For 2 years she kept it in and struggled with trying to maintain a social life, stay ahead of her studies and maintain a part-time job. But it was a balancing act that couldn’t be maintained and both family and friends had noticed that something wasn’t right.
‘I felt isolated from the people around me and became detached, and I suffered anxiety attacks and depression. At first I didn’t understand the link from the event to the symptoms but I was constantly feeling as if I was being judged and a burden to people, which impacted how I interacted.’
Eventually Alyssa reached out to student services and was guided to a counsellor, but as resources were so stretched she only had access every 3 weeks. ‘I struggled on but knew I needed help. Eventually I had to go private, which I appreciate is not an option for everyone.’
Alyssa started an intensive course of psychotherapy, with a psychoanalyst breaking down the illnesses and how the treatment would challenge them.
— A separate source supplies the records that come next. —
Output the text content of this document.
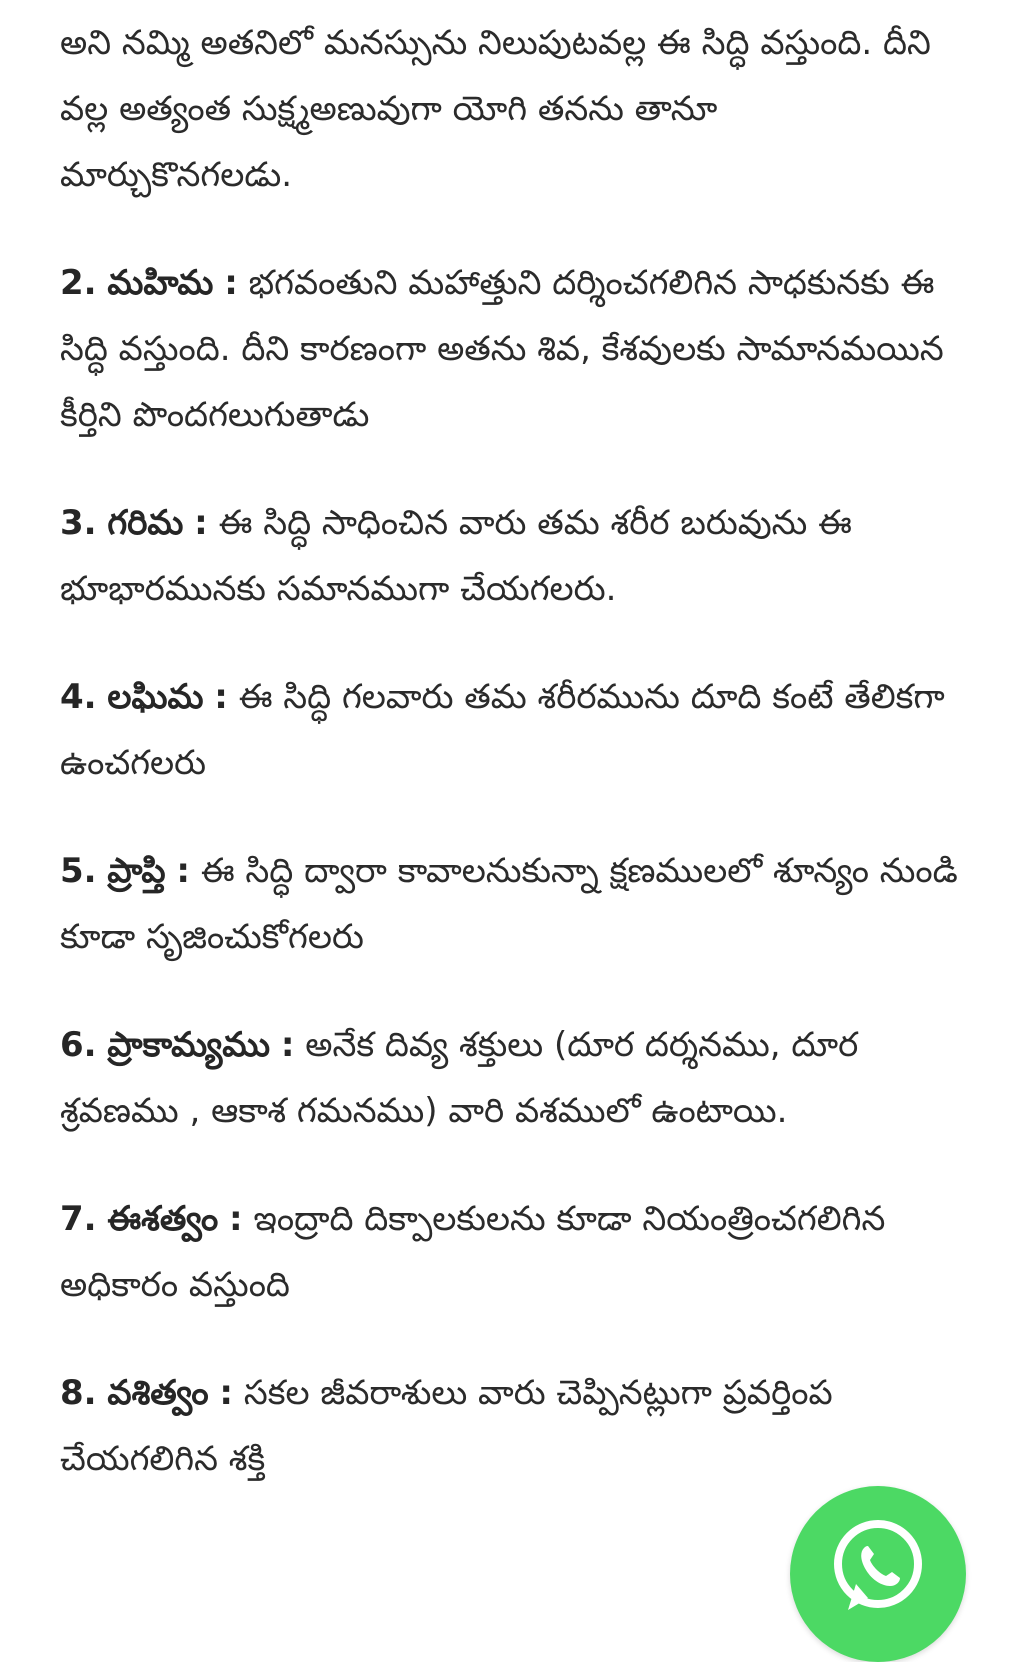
అని నమ్మి అతనిలో మనస్సును నిలుపుటవల్ల ఈ సిద్ధి వస్తుంది. దీని వల్ల అత్యంత సుక్ష్మఅణువుగా యోగి తనను తానూ మార్చుకొనగలడు.

2. మహిమ : భగవంతుని మహాత్తుని దర్శించగలిగిన సాధకునకు ఈ సిద్ధి వస్తుంది. దీని కారణంగా అతను శివ, కేశవులకు సామానమయిన కీర్తిని పొందగలుగుతాడు

3. గరిమ : ఈ సిద్ధి సాధించిన వారు తమ శరీర బరువును ఈ భూభారమునకు సమానముగా చేయగలరు.

4. లఘిమ : ఈ సిద్ధి గలవారు తమ శరీరమును దూది కంటే తేలికగా ఉంచగలరు

5. ప్రాప్తి : ఈ సిద్ధి ద్వారా కావాలనుకున్నా క్షణములలో శూన్యం నుండి కూడా సృజించుకోగలరు

6. ప్రాకామ్యము : అనేక దివ్య శక్తులు (దూర దర్శనము, దూర శ్రవణము , ఆకాశ గమనము) వారి వశములో ఉంటాయి.

7. ఈశత్వం : ఇంద్రాది దిక్పాలకులను కూడా నియంత్రించగలిగిన అధికారం వస్తుంది

8. వశిత్వం : సకల జీవరాశులు వారు చెప్పినట్లుగా ప్రవర్తింప చేయగలిగిన శక్తి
She undertook hypnotherapy, and was guided through the event that triggered the PTSD in a way that normalised the experience. And by normalising it she was able to challenge the anxiety, fear and guilt.
After a summer of psychotherapy, her health transformed, she wrote an article and shared it publicly. Friends and family immediately reached out and were incredibly supportive but most important to Alyssa was that two of her friends shared their own struggles with her, and she was able to help them. ‘What I found shocking was that until that article I didn’t know, and vice-versa.’ This is often the case with a mental health related illness.
‘My illness has taught me invaluable life skills. I’ve learnt that it’s so important to challenge yourself and to reach out for help, because I did I now feel like someone that I would want to speak to. I’m confident, I self-love, I feel like me again. I wouldn’t have had any of this without the therapy.’
Alyssa’s story highlight’s again the nuances of mental health illness and the need for us to
better understand all its forms, causes, and symptoms. And it’s something that Alyssa herself will be taking further as she continues to help others.
‘I think there’s a need for grassroots mental health education. We have 4 hours for physical health at school but there is nothing for mental health and that needs to change.’
What is PTSD?
Post-traumatic stress disorder (PTSD) is an anxiety disorder that can develop after being involved in, or witnessing, traumatic events. It is not a sign of not a sign of weakness; anyone can be affected.
A wide range of events can cause PTSD, from being in a car crash, a traumatic childbirth, losing someone close to you in upsetting circumstances, being assaulted, to witnessing a crash, and because the symptoms don't always first appear, the link to the event isn’t always apparent. But if you experience trauma, it’s natural that it can have an impact on your life.
Recognise the risks and know the signs
PTSD can cause disturbing flashbacks and recurring nightmares. may also cause physical symptoms associated with anxiety, such as palpitations, diarrhoea and headaches.